Development and validation of the ISARIC 4C Deterioration model for adults hospitalised with COVID-19: a prospective cohort study.

Lancet Respir Med 2021 04 11;9(4):349-359. Epub 2021 Jan 11.

School of Informatics, University of Edinburgh, Edinburgh, UK.

Background: Prognostic models to predict the risk of clinical deterioration in acute COVID-19 cases are urgently required to inform clinical management decisions.
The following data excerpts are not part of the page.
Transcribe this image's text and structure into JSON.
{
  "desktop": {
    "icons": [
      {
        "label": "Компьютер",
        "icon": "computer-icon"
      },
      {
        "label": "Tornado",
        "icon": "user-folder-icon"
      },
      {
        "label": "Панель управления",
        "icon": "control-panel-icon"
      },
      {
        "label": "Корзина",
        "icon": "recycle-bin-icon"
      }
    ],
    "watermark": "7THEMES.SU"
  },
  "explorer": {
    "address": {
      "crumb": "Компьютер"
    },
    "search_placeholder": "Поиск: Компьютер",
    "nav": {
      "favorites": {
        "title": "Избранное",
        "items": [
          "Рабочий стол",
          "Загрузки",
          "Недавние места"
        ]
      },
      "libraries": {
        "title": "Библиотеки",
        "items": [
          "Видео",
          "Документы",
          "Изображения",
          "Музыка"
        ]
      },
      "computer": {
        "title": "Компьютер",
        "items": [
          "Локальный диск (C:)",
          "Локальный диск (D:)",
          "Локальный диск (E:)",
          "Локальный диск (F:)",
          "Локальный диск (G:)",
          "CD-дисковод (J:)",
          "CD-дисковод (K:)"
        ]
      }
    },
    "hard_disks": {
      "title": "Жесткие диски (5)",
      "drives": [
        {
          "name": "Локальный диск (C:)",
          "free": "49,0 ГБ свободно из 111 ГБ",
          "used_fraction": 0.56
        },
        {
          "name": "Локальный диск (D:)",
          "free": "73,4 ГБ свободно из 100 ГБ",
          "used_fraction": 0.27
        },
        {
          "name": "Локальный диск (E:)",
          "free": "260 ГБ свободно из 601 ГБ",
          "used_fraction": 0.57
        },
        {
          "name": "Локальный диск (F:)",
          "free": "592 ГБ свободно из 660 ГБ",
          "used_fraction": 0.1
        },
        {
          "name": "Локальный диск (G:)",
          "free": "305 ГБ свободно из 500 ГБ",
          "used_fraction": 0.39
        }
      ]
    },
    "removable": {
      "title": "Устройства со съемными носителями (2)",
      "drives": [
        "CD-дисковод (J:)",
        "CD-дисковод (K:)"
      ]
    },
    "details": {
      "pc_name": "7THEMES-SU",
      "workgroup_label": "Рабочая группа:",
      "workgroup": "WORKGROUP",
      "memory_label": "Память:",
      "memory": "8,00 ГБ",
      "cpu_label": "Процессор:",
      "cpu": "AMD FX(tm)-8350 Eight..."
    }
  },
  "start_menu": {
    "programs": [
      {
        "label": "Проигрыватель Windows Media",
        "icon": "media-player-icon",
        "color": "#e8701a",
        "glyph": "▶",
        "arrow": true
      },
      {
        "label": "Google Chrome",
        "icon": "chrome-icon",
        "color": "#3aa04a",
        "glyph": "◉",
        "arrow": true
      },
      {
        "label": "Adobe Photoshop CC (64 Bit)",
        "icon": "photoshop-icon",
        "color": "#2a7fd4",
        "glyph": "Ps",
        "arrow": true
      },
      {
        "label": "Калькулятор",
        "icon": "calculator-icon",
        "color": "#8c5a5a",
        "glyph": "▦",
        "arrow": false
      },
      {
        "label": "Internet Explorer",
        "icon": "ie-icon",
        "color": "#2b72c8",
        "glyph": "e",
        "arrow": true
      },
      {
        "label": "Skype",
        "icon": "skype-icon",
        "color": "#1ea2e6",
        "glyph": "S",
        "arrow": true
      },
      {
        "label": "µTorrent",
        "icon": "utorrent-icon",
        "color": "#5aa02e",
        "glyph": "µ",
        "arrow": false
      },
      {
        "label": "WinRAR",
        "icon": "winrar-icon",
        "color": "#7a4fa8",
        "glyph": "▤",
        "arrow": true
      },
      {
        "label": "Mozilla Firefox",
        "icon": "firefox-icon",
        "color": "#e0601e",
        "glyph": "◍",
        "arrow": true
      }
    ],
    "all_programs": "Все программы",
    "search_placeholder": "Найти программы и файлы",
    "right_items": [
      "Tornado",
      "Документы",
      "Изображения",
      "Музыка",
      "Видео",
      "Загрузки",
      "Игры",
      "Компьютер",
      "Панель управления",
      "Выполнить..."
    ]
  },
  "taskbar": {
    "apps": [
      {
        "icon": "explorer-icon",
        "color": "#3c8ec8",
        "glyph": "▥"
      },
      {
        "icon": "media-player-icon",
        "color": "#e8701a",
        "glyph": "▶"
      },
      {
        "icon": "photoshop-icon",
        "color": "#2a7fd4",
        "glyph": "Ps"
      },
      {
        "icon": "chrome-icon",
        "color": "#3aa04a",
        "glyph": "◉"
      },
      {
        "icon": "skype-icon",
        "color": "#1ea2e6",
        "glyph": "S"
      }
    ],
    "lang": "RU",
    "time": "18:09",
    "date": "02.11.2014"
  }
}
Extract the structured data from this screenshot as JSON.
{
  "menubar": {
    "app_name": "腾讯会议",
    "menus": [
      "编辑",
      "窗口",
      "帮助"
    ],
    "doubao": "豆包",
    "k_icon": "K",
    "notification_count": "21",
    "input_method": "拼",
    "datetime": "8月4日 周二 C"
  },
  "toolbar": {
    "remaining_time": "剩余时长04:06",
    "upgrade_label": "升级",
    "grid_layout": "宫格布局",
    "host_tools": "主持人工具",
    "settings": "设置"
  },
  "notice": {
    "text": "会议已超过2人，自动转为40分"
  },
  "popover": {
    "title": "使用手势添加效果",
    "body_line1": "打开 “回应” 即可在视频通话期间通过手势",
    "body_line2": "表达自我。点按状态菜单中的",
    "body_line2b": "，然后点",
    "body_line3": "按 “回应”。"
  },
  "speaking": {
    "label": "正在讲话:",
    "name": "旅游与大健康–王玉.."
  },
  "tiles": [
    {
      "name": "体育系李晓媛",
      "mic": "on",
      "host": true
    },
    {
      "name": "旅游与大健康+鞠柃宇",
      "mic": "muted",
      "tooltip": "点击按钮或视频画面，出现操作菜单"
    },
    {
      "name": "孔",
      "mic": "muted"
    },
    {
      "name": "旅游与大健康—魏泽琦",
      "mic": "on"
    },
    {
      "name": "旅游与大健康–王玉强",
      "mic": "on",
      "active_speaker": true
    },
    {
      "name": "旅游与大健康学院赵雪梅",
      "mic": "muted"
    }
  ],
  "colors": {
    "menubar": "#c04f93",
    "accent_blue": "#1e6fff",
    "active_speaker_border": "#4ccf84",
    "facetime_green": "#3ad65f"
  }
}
Methods: We developed and validated a multivariable logistic regression model for in-hospital clinical deterioration (defined as any requirement of ventilatory support or critical care, or death) among consecutively hospitalised adults with highly suspected or confirmed COVID-19 who were prospectively recruited to the International Severe Acute Respiratory and Emerging Infections Consortium Coronavirus Clinical Characterisation Consortium (ISARIC4C) study across 260 hospitals in England, Scotland, and Wales. Candidate predictors that were specified a priori were considered for inclusion in the model on the basis of previous prognostic scores and emerging literature describing routinely measured biomarkers associated with COVID-19 prognosis. We used internal-external cross-validation to evaluate discrimination, calibration, and clinical utility across eight National Health Service (NHS) regions in the development cohort. We further validated the final model in held-out data from an additional NHS region (London).

Findings: 74 944 participants (recruited between Feb 6 and Aug 26, 2020) were included, of whom 31 924 (43·2%) of 73 948 with available outcomes met the composite clinical deterioration outcome. In internal-external cross-validation in the development cohort of 66 705 participants, the selected model (comprising 11 predictors routinely measured at the point of hospital admission) showed consistent discrimination, calibration, and clinical utility across all eight NHS regions. In held-out data from London (n=8239), the model showed a similarly consistent performance (C-statistic 0·77 [95% CI 0·76 to 0·78]; calibration-in-the-large 0·00 [-0·05 to 0·05]); calibration slope 0·96 [0·91 to 1·01]), and greater net benefit than any other reproducible prognostic model.

Interpretation: The 4C Deterioration model has strong potential for clinical utility and generalisability to predict clinical deterioration and inform decision making among adults hospitalised with COVID-19.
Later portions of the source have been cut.